Shimewaza (chokehold) and Kansetsuwaza (joint lock) techniques can cause injury, so the athlete on the receiving end can signal maitta (‘I give up'). If this happens, the other judoka is awarded ippon.
The rules are almost identical to Olympic Judo, but one significant difference is that judoka must grip their opponent's sleeve and lapel and hold still before a match can start. As there is no need to establish a grip on the other competitor, contests begin as soon as the referee announces 'Hajime!' (‘Begin!’). A contestant who moves before the hajime will receive a penalty.
At the end of 2016, the International Judo Federation revised its rules to shorten men's matches by one minute so that those for both sexes are four minutes long. Also, judging criteria were limited to scoring only from ippon or waza-ari. These changes were implemented to encourage more aggressive and attacking judo to make matches exciting.
- Up to 60kg (Men)
- Up to 66kg (Men)
- Up to 73kg (Men)
- Up to 81kg (Men)
- Up to 90kg (Men)
- Up to 100kg (Men)
- Over 100kg (Men)
- Up to 48kg (Women)
- Up to 52kg (Women)
- Up to 57kg (Women)
- Up to 63kg (Women)
- Up to 70kg (Women)
- Over 70kg (Women)
Essence of the Sport
Fighting with spirit and all the senses
When totally blind athletes leave the mat by accident, they may need help to move back towards the centre. Red circles 7cm in diameter are sewn on the outside of the sleeves of their judogi (uniform) to make it easy for the referee to see that they are totally blind. No penalties are given for leaving unless the move is intentional. When competitors approach the edge, the referee calls from the middle of the mat to let them hear where they should be.
Look out for the skillful manoeuvring for grip that happens as competitors try to transition from their initial grip to one that works better for them. Although they are unable to physically see what their opponent is doing, judoka sense their rival's intentions from their movement, grip and breathing. They will try to get their opponent off balance while resisting their attacks and look for a chance to apply their own waza (techniques).
Paralympic Judo also differs from the Olympic equivalent in that coaches may also give advice to their athletes during contests. There is a particular importance to communicate the length of time remaining in the bout to competitors.
As the sport develops, more competitors are beginning to add waza from other disciplines such as Brazilian jiu jitsu, which uses many newaza (grappling techniques), and Russian sambo, which is similar to judo with an array of throws and joint locks.
Outlook for the Tokyo 2020 Games
Winning medals through strength and explosive energy
At the Rio 2016 Games, 129 competitors from 36 countries participated in the Paralympic Judo competition and 18 countries won medals, reflecting the sport's global growth.
Uzbekistan won 10 medals including three gold: more than any other country. This was an impressive feat compared to the one silver medal they won at London 2012. The establishment of dedicated training facilities and enthusiastic support for Paralympic sports helped in this tremendous achievement.
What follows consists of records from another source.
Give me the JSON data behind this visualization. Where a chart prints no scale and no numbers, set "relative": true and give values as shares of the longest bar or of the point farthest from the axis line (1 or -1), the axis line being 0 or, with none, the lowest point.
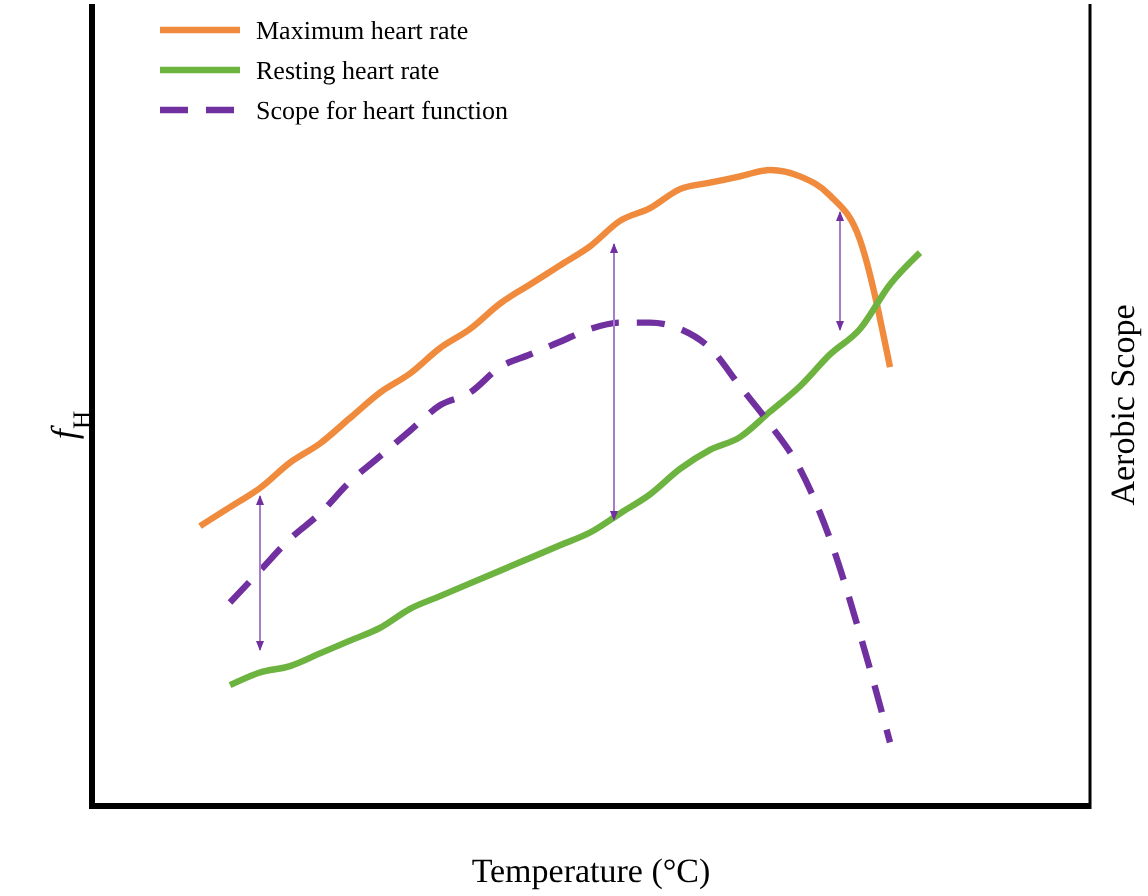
{
  "chart_data": {
    "type": "line",
    "relative": true,
    "xlabel": "Temperature (°C)",
    "ylabel": "f$_{H}$",
    "y2label": "Aerobic Scope",
    "legend": "top left",
    "categories": [
      null,
      null,
      null,
      null,
      null,
      null,
      null,
      null,
      null,
      null,
      null,
      null,
      null,
      null,
      null,
      null,
      null,
      null,
      null,
      null,
      null,
      null,
      null,
      null,
      null
    ],
    "series": [
      {
        "name": "Maximum heart rate",
        "color": "#f08a3c",
        "line_style": "solid",
        "values": [
          0.44,
          0.47,
          0.5,
          0.54,
          0.57,
          0.61,
          0.65,
          0.68,
          0.72,
          0.75,
          0.79,
          0.82,
          0.85,
          0.88,
          0.92,
          0.94,
          0.97,
          0.98,
          0.99,
          1.0,
          0.99,
          0.96,
          0.89,
          0.69,
          null
        ]
      },
      {
        "name": "Resting heart rate",
        "color": "#6db33f",
        "line_style": "solid",
        "values": [
          null,
          0.19,
          0.21,
          0.22,
          0.24,
          0.26,
          0.28,
          0.31,
          0.33,
          0.35,
          0.37,
          0.39,
          0.41,
          0.43,
          0.46,
          0.49,
          0.53,
          0.56,
          0.58,
          0.62,
          0.66,
          0.71,
          0.75,
          0.82,
          0.87
        ]
      },
      {
        "name": "Scope for heart function",
        "color": "#7030a0",
        "line_style": "dashed",
        "values": [
          null,
          0.32,
          0.37,
          0.42,
          0.46,
          0.51,
          0.55,
          0.59,
          0.63,
          0.65,
          0.69,
          0.71,
          0.73,
          0.75,
          0.76,
          0.76,
          0.75,
          0.72,
          0.66,
          0.6,
          0.53,
          0.42,
          0.27,
          0.1,
          null
        ]
      }
    ]
  }
}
No Paralympic Judo competitor has won more medals than Antônio Tenório da Silva (Brazil). His victory at the Beijing 2008 Games made him the first person to win four consecutive golds in the sport. He then went on to take a bronze at London 2012 and a silver at Rio 2016, at the age of 45.
China's Yuan Yanping won three consecutive gold medals in the women's 70kg category, starting from the Beijing 2008 Games. At Rio 2016, at the age of 40 and with injury concerns, she showed unmatchable skill and strength to win all her matches with an ippon.
One wore a white obi (belt) and the other a red one. In Japan, competitors still wear white judogi with white or red obi.